We the Bureaucrats

Every year, the Harvard Law Review invites a well known scholar to write the Foreword, which generally involves an important matter of constitutional law. Writing the Foreword is one of the most prestigious tasks that a legal academic can do. This past year, the Foreword was written by Gillian Metzger and it was largely a discussion about how the present day attacks on the administrative state are echoes of the 1930s opposition to the New Deal. The title says it all: “1930s Redux: The Administrative State Under Siege.”

Metzger’s piece is a defense and celebration of the administrative state. As John McGinnis quipped, its title should have been “We the Bureaucrats.” Metzger’s uses the term “anti-administrativist” almost as a pejorative for people who oppose the administrative state. Well, sign me up.

At the end of the piece, Metzger makes an extremely aggressive argument. Not only does she argue that the administrative state is constitutional (which is not all that unusual, although I think mistaken), but she maintains that it is constitutionally required! Wow. I cannot remember seeing anyone else make this argument.

What is the argument? It involves a couple of steps. First, Metzger maintains that delegation to administrative agencies is an essential part of contemporary government. It will not, nor should it, be constrained. Second, Metzger relies upon the Take Care Clause to argue that, given delegation, it is necessary for Congress to establish certain familiar portions of the administrative state. For example, if Congress is going to delegate complex and uncertain decisions to the executive branch, then it is required to provide “sufficient administrative resources and personnel, in particular adequate executive branch expertise and specialization, to be able to faithfully execute these delegated responsibilities.” Metzger then goes on even to contemplate the possibility that Congress should be required to establish internal administrative checks, such as civil service protections and internal separation of functions.

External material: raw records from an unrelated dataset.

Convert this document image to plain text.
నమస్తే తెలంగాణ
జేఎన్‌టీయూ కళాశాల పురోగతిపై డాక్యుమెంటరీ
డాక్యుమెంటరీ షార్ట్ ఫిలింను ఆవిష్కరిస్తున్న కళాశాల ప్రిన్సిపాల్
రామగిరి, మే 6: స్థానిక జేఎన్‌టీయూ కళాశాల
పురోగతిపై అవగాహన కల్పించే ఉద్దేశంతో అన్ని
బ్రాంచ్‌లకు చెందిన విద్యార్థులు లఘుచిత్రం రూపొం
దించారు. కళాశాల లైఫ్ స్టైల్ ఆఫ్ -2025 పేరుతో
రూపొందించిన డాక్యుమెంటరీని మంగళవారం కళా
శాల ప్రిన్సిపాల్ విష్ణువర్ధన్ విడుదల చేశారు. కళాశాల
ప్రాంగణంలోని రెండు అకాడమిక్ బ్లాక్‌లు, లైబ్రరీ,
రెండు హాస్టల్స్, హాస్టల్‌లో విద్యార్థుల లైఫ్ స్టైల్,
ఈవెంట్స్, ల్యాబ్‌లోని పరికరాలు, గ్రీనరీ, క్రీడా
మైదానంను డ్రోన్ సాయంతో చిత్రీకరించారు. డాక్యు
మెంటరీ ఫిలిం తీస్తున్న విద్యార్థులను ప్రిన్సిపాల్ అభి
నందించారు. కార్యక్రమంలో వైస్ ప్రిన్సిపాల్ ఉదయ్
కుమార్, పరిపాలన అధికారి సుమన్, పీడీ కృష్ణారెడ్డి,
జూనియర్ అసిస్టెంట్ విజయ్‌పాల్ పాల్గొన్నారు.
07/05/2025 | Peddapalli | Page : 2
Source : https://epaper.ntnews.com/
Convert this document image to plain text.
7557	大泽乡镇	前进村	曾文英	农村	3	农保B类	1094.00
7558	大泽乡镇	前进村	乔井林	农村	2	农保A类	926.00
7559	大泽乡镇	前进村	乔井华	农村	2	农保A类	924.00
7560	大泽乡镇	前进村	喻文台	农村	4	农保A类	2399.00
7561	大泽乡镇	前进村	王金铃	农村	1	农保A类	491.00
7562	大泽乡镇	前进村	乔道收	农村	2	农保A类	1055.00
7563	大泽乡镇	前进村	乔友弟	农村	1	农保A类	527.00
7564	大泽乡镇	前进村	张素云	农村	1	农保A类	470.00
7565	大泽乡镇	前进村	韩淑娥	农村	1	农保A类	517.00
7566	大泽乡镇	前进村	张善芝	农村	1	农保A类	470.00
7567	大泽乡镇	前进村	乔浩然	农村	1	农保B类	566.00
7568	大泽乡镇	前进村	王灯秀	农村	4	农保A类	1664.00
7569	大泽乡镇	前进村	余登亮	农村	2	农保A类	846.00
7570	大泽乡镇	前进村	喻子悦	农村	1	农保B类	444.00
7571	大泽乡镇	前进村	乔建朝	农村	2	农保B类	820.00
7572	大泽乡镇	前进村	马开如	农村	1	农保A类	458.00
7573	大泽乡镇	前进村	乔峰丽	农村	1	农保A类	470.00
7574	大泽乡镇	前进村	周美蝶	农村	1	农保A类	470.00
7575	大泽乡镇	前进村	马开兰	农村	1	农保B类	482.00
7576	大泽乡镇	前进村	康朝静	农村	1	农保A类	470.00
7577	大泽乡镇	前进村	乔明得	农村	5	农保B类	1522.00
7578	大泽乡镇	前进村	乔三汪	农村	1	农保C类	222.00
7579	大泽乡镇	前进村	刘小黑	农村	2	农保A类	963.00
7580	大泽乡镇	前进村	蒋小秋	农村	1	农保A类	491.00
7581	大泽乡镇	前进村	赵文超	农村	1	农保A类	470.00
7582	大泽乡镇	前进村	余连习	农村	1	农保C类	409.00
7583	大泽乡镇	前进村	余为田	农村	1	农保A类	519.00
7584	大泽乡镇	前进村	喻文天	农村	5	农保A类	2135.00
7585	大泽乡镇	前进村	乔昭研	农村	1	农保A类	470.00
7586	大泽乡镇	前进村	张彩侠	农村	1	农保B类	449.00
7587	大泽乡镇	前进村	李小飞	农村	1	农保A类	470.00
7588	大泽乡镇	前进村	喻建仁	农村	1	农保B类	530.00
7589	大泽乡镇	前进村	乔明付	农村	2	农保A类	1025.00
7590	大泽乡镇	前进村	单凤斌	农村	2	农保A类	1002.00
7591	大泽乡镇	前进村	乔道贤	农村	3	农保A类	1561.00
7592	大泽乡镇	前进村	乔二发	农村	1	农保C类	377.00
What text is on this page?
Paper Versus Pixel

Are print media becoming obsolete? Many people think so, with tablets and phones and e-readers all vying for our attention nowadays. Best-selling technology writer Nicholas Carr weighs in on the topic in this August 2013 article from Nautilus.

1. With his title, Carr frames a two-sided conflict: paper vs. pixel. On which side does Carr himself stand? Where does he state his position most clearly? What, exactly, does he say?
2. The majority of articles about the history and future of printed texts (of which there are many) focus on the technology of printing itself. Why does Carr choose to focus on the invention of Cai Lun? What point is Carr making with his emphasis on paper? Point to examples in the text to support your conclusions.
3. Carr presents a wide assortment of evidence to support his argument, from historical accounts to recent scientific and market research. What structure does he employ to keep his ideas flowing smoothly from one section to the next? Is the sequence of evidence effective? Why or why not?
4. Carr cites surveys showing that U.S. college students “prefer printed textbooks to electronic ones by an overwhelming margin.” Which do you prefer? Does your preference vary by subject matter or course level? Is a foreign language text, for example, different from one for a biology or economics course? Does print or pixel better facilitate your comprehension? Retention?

This last move is outlandish. The President’s obligation to Take Care that the laws should be faithfully executed, which has been used to argue that the President should have authority to remove subordinate officials, should now be employed to insulate lower officials from his supervision.

But even if one looks at the previous argument – that Congress is required to provide sufficient administrative resources and personnel – that is problematic. It is one thing to say that the President needs authority to remove subordinate officials so that he can ensure they take care the laws are faithfully executed.

That removal authority is closely connected to his need to supervise officials. It is quite another to say that these officials need to have expertise. Making sure that agency have sufficient expertise might be good policy. It might help ensure that the laws “are well executed.” But it does not help “the President” ensure that they are “faithfully executed.”

What this Foreword shows is how much freedom lawyers have to construct their own preferred schemes once they depart from the original meaning. In my view, much of the administrative state violates the Constitution’s original meaning. But allow significant departures from the original meaning, and suddenly the administrative state is constitutionally required.